We often get bored and annoyed easily.
We tend to localise our boredom and annoyance by generally blaming our existing environment and current circumstances.
Similarly we often display a whimsical proclivity towards change and this often translates into an aspiration for an overhaul of rules and a shunning away of tradition.
As if the mere pursuit of untested novelty and untravelled roads were sure-fire strategies to resume our motivation for work, our passion for life and for whatever else we choose to do.
There can be no meaningful or useful game without rules; equally there can be no viable game with a set of rules that constantly change.
Life without any form of predictable rules and structure (or “tradition”) may sound utopian to some but in fact it is equal to chaos.
Change and tradition are closely interwoven in the eternal game of life; just like a wave and a crest; light and shadow; flourishing and struggling; inhaling and exhaling. Change and tradition are the yin and yang of life.

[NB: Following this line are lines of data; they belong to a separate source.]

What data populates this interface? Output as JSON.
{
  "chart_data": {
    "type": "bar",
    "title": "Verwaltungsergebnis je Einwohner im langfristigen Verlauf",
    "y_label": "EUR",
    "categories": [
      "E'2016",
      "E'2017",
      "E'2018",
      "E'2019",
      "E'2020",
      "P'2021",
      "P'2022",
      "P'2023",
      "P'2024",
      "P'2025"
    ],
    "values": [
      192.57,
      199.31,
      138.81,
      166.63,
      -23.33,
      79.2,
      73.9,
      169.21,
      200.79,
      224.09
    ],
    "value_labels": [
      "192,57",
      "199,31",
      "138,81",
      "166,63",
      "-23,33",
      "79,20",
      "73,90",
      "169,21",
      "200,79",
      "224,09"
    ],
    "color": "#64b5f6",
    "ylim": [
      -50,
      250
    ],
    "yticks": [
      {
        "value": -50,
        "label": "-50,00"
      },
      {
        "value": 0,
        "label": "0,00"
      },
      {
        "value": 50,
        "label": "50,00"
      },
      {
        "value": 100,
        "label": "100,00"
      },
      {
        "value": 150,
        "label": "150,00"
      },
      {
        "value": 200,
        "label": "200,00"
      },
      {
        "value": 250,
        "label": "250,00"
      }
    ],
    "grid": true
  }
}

Beyond the veil of our meaningless cries for change, it often pays dividends to give closer attention to home and be willing to patiently observe and see that our current situation and circumstances may not be that bad after all,
Equally, novelty often proves to be an illusory solution to the supposed cause of our existential angst or motivational dryness.
Many so-called life coaching gurus and change evangelists know this very well and yet they seek to exploit our vulnerability by selling us false promises.
Be careful who you look up to and even more so who you see as your savior.
At times the real game changers can in fact be the persons who help us rediscover truths we have forgotten and re-appreciate rules we have misunderstood.
Those who have walked the walk and who have accumulated the wisdom needed to reanimate our souls and inspire us to play the same game all over again.